Perhaps this doesn’t raise a red flag (so to speak) in a White House enamored of government-centric economies but it is a huge problem, and arguably as immediate as the political one.

Where are the carrots and sticks to try to move Sissi toward democracy and a more market-oriented economy? For all their talk, the president and his administration are very poor in the institution-building part of soft power, which requires constant tending and a clear articulation of our expectations.  Little if anything has been said about the slide toward a Nasserite economy, and there’s been no official expression of concern about the election process. And it is hard to have any sustained influence since we still don’t have an ambassador there.

Former deputy national security adviser Elliott Abrams advises that “we have to set standards and principles that will guide policy. His statist economics will harm the economy and there’s a  real risk of future instability –  to which it appears he will respond with repression.” He observes, “The election turnout suggests that his popularity  is not high.
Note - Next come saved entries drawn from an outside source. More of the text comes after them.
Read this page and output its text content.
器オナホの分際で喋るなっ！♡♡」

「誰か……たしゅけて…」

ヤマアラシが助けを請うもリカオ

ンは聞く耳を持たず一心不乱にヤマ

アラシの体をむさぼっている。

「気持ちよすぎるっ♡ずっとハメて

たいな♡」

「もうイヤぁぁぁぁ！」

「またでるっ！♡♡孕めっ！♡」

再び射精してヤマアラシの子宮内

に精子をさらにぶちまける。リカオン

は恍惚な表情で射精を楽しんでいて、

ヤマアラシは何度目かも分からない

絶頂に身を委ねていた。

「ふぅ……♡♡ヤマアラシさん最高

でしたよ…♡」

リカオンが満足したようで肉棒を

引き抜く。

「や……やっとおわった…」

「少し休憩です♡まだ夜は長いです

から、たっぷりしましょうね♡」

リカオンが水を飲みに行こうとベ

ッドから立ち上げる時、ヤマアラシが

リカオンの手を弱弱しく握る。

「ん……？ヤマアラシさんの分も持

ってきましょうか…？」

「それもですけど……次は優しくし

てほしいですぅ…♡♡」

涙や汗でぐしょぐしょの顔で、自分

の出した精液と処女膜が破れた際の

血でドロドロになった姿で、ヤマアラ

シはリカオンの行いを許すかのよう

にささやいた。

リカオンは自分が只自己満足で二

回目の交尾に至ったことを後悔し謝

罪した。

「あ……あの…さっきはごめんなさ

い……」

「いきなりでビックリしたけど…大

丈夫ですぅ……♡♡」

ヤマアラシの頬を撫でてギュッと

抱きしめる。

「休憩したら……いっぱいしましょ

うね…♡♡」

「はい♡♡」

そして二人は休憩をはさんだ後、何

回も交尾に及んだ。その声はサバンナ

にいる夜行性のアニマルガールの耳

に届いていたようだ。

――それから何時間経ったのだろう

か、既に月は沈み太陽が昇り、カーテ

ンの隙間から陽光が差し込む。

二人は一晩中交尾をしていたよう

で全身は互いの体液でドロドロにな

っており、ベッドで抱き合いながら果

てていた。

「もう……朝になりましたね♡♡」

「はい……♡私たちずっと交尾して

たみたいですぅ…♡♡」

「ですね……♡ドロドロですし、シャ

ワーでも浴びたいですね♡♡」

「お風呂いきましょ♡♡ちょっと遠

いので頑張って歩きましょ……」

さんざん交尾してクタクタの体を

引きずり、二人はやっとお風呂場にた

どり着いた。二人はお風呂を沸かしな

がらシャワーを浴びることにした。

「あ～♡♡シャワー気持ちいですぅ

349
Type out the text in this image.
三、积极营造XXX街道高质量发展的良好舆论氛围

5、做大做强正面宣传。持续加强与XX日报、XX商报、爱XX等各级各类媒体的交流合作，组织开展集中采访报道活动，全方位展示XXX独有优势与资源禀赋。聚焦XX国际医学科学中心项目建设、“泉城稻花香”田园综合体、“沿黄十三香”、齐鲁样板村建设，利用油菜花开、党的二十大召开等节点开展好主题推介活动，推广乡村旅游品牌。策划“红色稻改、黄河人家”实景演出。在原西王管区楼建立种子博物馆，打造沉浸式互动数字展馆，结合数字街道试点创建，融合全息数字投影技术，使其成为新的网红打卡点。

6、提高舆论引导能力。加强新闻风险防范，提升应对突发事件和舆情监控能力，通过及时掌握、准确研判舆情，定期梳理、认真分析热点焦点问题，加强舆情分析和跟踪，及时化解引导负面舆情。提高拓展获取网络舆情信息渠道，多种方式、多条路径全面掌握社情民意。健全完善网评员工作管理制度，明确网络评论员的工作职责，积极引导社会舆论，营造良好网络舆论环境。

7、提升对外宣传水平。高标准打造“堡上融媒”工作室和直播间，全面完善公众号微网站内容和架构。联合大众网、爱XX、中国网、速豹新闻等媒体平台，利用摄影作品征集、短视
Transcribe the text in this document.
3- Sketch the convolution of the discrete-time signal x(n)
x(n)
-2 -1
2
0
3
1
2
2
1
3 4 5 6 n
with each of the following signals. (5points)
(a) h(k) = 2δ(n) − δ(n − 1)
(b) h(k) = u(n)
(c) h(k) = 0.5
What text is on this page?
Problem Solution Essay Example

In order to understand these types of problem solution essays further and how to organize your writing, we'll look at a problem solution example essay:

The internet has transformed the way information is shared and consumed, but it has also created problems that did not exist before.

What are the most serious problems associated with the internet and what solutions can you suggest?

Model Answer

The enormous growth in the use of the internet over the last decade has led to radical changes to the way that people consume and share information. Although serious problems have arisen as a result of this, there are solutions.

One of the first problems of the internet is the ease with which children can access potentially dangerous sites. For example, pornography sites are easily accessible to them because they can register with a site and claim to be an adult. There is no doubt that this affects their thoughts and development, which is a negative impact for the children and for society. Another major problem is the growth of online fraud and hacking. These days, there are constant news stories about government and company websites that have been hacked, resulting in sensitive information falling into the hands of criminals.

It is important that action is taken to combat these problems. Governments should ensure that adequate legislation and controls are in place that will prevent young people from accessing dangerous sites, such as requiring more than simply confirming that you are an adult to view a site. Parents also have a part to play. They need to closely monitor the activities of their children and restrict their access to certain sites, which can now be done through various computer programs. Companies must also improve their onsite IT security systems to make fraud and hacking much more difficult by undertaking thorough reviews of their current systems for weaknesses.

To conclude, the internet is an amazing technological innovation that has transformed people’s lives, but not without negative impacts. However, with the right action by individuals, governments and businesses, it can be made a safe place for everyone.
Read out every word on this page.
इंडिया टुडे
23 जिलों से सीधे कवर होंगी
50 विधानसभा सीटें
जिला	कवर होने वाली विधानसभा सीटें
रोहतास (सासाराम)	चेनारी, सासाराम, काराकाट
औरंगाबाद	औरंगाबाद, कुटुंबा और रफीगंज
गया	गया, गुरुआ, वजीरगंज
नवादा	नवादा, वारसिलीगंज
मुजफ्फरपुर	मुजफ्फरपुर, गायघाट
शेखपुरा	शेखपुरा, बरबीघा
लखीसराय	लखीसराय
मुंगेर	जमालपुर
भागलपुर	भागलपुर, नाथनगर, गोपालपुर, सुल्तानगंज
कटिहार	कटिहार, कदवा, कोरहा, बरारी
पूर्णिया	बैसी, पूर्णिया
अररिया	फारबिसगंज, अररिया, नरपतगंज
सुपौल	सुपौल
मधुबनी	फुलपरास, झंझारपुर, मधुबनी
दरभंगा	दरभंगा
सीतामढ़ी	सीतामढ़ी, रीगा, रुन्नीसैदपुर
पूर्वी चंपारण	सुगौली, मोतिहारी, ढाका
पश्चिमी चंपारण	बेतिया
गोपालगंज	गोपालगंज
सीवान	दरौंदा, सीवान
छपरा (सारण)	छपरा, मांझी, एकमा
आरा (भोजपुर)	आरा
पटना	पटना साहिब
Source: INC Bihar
We should not seek the kind of intimate relationship that we had with Mubarak unless he earns it. It should be clear to Egyptians that he is his own man, not our guy.”

Unfortunately, neither Obama nor his team seems particularly focused on the economic ruin and resulting political explosion that will afflict Egypt and the region if Sissi does not ease up on repression and pursue market reforms. Obama is in denial about Iran’s economic revival and chooses to disregard its public expressions of contempt for the idea it will give up its nuclear program. Unfortunately, despite Obama’s rhetoric, the United States is losing influence in the region. We simply aren’t paying attention (or are intentionally ignoring events); it’s impossible to discern if we are  following a coherent approach.

For Obama, national security is about “ending ” (this means leaving) wars and a series of discrete events (Iran negotiations, Syria) for which he must endure criticism. The result may be a period of intense instability and violence. For our allies, or countries that want to be our allies, they are getting the message that they’re on their own. For the most part, they are.